On Monday, Los Angeles City Attorney Mike Feuer made a substantial gain in his crackdown on illegal cannabis delivery businesses when the Court of Appeals upheld a preliminary injunction granted more than a year ago against delivery app Nestdrop. The injunction prohibits Nestrop from facilitating marijuana deliveries in Los Angeles.
We’ve been following the crackdown on medical marijuana delivery services in California primarily because there is so much interest from entrepreneurs, particularly in the tech industry, in developing and providing these types of services. And though we always strive to help our clients execute on their creative, forward-thinking business ideas, delivery in Los Angeles just isn’t feasible. At least for the time being.
Just a couple of weeks ago, we wrote about the lawsuit filed by the City of Los Angeles against another marijuana delivery service, Cosmic Mind (a/k/a SpeedWeed), and reminded everyone that the City’s position on marijuana delivery companies has not changed. Now the City has a California Appellate Court decision in its back pocket it can use to justify its continued crackdown.
Breaking down the Court of Appeals’ decision is straightforward. The Court agreed with the City’s argument that Proposition D, under which medical marijuana businesses must qualify for limited immunity to operate legally, contemplated that only fixed establishments, not vehicles, would be able to assert that immunity.
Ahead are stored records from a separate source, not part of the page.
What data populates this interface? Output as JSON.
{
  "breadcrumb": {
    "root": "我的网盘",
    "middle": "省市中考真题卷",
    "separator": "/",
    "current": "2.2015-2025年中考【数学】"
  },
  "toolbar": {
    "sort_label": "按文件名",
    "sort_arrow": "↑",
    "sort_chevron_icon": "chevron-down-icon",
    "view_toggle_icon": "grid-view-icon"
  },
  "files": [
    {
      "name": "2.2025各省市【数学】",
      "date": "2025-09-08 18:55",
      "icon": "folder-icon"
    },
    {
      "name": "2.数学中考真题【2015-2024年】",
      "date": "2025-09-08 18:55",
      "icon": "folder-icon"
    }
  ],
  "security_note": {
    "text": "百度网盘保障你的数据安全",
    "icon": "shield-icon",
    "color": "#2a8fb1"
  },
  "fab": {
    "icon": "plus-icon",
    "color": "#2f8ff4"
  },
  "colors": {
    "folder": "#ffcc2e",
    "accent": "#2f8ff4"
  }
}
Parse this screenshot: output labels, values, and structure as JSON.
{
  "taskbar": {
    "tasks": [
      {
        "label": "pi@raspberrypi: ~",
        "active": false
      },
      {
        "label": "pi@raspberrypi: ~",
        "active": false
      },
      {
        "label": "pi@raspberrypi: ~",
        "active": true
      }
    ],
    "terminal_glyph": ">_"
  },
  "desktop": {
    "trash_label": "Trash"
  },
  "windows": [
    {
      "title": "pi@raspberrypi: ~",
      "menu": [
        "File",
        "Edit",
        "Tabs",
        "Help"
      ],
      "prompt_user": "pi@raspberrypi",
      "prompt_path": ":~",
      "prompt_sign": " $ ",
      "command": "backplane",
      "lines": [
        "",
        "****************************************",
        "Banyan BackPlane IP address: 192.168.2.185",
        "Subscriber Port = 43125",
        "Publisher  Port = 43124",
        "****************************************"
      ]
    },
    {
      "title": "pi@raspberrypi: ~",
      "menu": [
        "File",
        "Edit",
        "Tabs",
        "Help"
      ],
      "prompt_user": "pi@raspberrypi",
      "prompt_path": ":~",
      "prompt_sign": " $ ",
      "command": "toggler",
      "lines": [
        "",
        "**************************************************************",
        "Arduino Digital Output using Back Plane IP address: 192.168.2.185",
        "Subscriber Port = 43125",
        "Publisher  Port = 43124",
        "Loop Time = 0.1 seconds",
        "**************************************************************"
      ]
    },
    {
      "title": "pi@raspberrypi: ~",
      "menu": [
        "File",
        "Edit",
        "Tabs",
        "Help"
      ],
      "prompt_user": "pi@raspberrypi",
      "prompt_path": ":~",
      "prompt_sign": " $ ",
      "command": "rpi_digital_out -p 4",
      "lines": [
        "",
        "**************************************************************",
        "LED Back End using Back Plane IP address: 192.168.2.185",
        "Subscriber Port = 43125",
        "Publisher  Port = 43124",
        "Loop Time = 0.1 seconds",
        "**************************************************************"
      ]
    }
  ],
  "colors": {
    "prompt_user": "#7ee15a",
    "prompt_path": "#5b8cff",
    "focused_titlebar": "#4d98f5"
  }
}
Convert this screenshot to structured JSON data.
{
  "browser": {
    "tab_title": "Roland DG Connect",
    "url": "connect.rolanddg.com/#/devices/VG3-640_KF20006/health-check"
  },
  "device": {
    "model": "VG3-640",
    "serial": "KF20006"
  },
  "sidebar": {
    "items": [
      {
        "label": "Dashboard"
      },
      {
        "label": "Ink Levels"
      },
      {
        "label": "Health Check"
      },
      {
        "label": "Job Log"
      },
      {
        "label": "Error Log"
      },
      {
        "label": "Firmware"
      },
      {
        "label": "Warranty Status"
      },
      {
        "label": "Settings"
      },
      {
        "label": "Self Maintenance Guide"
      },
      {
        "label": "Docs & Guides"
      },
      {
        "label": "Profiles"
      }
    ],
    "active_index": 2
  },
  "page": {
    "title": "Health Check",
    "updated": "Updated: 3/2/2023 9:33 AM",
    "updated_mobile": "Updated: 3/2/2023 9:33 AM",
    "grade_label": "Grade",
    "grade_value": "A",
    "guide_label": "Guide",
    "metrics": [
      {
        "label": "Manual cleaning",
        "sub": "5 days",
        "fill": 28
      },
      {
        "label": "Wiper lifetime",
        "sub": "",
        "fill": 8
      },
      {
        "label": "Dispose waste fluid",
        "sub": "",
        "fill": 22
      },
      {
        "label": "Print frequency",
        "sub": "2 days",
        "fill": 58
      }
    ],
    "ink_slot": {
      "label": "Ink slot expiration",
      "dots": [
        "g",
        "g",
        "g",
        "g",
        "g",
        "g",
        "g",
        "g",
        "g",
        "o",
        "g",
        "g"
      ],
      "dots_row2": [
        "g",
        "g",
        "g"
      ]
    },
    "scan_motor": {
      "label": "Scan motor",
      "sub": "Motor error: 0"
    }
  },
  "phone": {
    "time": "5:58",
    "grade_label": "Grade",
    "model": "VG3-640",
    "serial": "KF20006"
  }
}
The Court broke down the construction of the ordinance, and noted incongruities that would arise if the city were to allow medical marijuana delivery. For instance, it would be impossible for a vehicle navigating the city to abide by the requirement that medical marijuana businesses must be located more than 1,000 feet from schools, and more than 600 feet from public parks, public libraries, religious institutions, child care facilities, youth centers, alcoholism or drug abuse recovery or treatment facilities, or any other medical marijuana businesses. And further, under the ordinance, the distance between medical marijuana businesses is to be measured property line to property line, an example of one of many provisions in the ordinance that indicates delivery services were never intended to receive immunity.
But the intriguing (though in our opinion, weak) argument made by Nestdrop’s attorneys that the California Vehicle Code preempts Proposition D was not fully fleshed out by the Court in its published opinion. Though the Appellate Court did not review this preemption issue because Nestrop failed to raise it before the trial judge, it gifted us a bit of dicta letting us know that it would have rejected this argument had it actually dealt with it.
Vehicle Code section 21 states that “a local authority shall not enact or enforce any ordinance or resolution on the matters covered by this code, including ordinances or resolutions that establish regulations or procedures for, or assess a fine, penalty, assessment, or fee for a violation of, matters covered by this code, unless expressly authorized by this code.” Nestdrop’s argument was that this code provision preempted Proposition D to the extent that the city ordinance prohibited vehicular deliveries. The Court rejected this argument, without going into much detail, because the Vehicle Code, which does not address medical marijuana or deliveries of medical marijuana, creates no conflict between state and local law. Further, the Health and Safety Code explicitly grants local governments the right to use their police powers to regulate or ban medical marijuana establishments.
Ultimately, the Court found that the City of Los Angeles met its burden of establishing a likelihood of proving Nestdrop violated Proposition D, which does in fact prohibit the delivery of medical marijuana. The Court’s affirmation that immunity for marijuana establishments is tied to a particular location could have broad sweeping implications for other types of events where medical marijuana is distributed and consumed. With the City Attorney stating that the City has thus far filed 365 cases against 1,444 defendants related to medical marijuana, keeping tabs on the City’s enforcement priorities is critical. We’ll take up that issue in a forthcoming post.